Une vie d’outils, de poésie et de mitraillettes

par lundioumardi

Vivalanarchielundioumardi

Le 15 juillet 1927, deux figures incontournables de l’histoire révolutionnaire mais aussi de l’histoire de l’anarchie se rencontraient à Vincennes : Nestor Makhno (1888-1934), qui n’a pas encore quarante ans ce jour-là mais porte déjà toutes les séquelles laissées par une vie de combats menés pour libérer l’Ukraine du joug impérial puis de la tyrannie bolchévique ; Buenaventura Durruti (1896-1936), qui est de retour d’Amérique latine et qui a l’intention de regagner son pays, l’Espagne, afin de dézinguer le régime de Primo de Rivera et de poursuivre la lutte contre les injustices des gouvernants et des patrons.

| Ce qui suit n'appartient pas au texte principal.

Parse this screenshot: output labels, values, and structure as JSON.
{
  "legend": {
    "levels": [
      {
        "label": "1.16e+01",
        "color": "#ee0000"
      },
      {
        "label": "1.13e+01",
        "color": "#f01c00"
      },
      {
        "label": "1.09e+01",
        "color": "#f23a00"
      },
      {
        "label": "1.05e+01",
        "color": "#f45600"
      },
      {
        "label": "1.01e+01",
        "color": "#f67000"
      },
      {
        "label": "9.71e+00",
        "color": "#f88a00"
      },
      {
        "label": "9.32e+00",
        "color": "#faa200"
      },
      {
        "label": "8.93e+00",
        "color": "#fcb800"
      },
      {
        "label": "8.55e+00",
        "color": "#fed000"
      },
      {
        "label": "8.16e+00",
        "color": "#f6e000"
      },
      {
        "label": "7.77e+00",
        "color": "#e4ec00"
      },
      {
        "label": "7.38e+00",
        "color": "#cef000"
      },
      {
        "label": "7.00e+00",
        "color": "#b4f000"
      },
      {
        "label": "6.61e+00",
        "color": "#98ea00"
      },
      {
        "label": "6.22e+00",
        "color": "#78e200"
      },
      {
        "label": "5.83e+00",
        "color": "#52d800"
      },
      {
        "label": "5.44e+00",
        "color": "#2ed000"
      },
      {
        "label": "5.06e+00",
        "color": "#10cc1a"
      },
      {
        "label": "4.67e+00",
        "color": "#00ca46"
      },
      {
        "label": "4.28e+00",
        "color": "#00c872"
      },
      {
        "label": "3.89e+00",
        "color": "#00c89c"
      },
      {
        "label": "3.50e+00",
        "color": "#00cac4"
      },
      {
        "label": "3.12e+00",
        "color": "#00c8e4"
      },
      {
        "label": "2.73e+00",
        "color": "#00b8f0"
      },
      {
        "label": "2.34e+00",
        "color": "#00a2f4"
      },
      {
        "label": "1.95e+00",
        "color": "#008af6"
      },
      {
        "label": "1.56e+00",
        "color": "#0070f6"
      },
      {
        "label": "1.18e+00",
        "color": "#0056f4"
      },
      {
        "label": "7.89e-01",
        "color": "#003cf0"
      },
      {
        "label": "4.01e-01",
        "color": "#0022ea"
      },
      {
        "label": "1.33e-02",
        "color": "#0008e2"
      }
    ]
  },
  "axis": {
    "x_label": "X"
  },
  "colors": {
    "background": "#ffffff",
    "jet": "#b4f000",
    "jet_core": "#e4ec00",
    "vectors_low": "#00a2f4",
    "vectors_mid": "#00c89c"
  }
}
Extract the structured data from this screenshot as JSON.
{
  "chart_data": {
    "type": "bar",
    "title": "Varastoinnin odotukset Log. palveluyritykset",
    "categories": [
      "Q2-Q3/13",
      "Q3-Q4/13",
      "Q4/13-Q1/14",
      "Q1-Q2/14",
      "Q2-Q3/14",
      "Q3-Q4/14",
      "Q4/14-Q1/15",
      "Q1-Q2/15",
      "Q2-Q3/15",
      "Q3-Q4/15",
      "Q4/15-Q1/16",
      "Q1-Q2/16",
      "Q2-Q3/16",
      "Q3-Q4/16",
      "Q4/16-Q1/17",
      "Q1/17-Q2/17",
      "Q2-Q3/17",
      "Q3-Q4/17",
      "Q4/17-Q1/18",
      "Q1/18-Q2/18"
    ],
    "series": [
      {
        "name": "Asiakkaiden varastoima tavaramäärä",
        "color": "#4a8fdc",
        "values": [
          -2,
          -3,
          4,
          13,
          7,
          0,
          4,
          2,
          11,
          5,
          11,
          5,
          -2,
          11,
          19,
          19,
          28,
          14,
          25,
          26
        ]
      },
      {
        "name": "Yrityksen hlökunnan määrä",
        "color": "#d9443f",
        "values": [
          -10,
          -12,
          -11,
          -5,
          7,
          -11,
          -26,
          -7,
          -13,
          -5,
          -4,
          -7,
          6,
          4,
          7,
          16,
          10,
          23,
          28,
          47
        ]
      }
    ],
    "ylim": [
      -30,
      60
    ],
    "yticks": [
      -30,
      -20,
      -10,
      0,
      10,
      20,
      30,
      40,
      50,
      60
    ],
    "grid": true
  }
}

Cette journée, qui a eu lieu par hasard au lendemain de la fête nationale du 14 juillet en France, on la retrouve en images dans une bande-dessinée en deux volumes conçue par Bruno et Corentin Loth, joyeusement intitulée Viva l’anarchie ![1]. La veille de cette rencontre, une fête avait déjà été organisée dans la librairie parisienne Le Libertaire afin de célébrer la libération de Durruti, Francisco Ascaso et Gregorio Jover après un an d’incarcération au terme de laquelle ils avaient manqué de peu d’être extradés vers l’Argentine pour différents braquages. À cette occasion, Nestor Makhno et sa compagne, Galina Kouzmenko, organisent chez eux une rencontre qui voit se réunir Durruti, Yacov Doubinsky, Émilienne Morin, Louis Lecoin mais aussi Ascaso et Berthe Faber. Une discussion s’engage alors entre Durruti et Makhno autour de leurs actions et des valeurs libertaires qu’ils ont toujours défendues.

Insuffisamment abordés par la littérature, les deux volumes parviennent à restituer les événements de l’époque et les forces en présence d’un territoire à l’autre. Makhno, celui qui faisait « pousser les communes libres comme des champignons ! », retrace toute l’aventure libertaire de Gouliaï-Polié, ville ukrainienne de 15 000 habitants dans laquelle les ouvriers et les paysans ont pu reprendre la main sur leurs terres et leur destin grâce aux soviets libres, organisation locale de la société par les travailleurs qui l’occupent et que le régime bolchévique a tout aussitôt pervertis dans l’ensemble de l’URSS pour imposer la domination du parti. Autre expérience, Durruti revient quant à lui sur son entrée à la CNT (Confédération nationale du travail), syndicat anarchiste, en 1917, et les nombreuses actions qu’il a entreprises pour renverser l’oppression des patrons partout où il s’est retrouvé, de l’Espagne à Cuba en passant par les pays d’Amérique latine.

Chacun de leur côté, les deux hommes ont déverrouillé les chaînes et libéré des hommes de l’oppression. Ils ont croisé la route de figures incontournables de l’histoire libertaire que l’on voit passer au fil des pages : de Voline à Kropotkine en passant par Emma Goldman. On peut y lire également le rôle insupportable joué par Trotski dans la mise en place de toute une propagande destinée à réduire ce qu’on appelait désormais la Makhnovchtchina (« l’Empire de Makhno ») à une entreprise de banditisme à vocation antisémite, révélant toutes les limites d’une logique de parti vissé à sa soif de pouvoir et d’autorité.

Des luttes bien entendu. Mais aussi des débats entre les personnes réunies à cette occasion. Sur l’usage de la violence notamment, quand il faut choisir entre la « légitime violence » ou « la révolution par l’éducation ». La difficulté en Espagne d’unir ouvriers et paysans alors même que « Les ouvriers et les paysans espagnols ont l’éducation politique et syndicale que n’avaient pas les Russes en 1917, tout juste sortis du servage. » Une rencontre tout au long de laquelle les deux hommes regardent derrière eux pour toujours mieux envisager le présent, tantôt déterminés mais aussi parfois résignés. Au lendemain de cette journée, Makhno retourna travailler dans l’usine Renault dans laquelle il avait été embauché comme ouvrier en 1925. Durruti, quant à lui, devra patienter encore quatre années avant de pouvoir retourner à Barcelone. Ils avaient tous les deux promis de se retrouver en Espagne pour faire la révolution mais le vent de l’histoire a balayé sur son chemin la possibilité de ces retrouvailles.


[1] LOTH Bruno et LOTH Corentin, Viva l’anarchie !, éd. La Boîte à Bulles, 2021.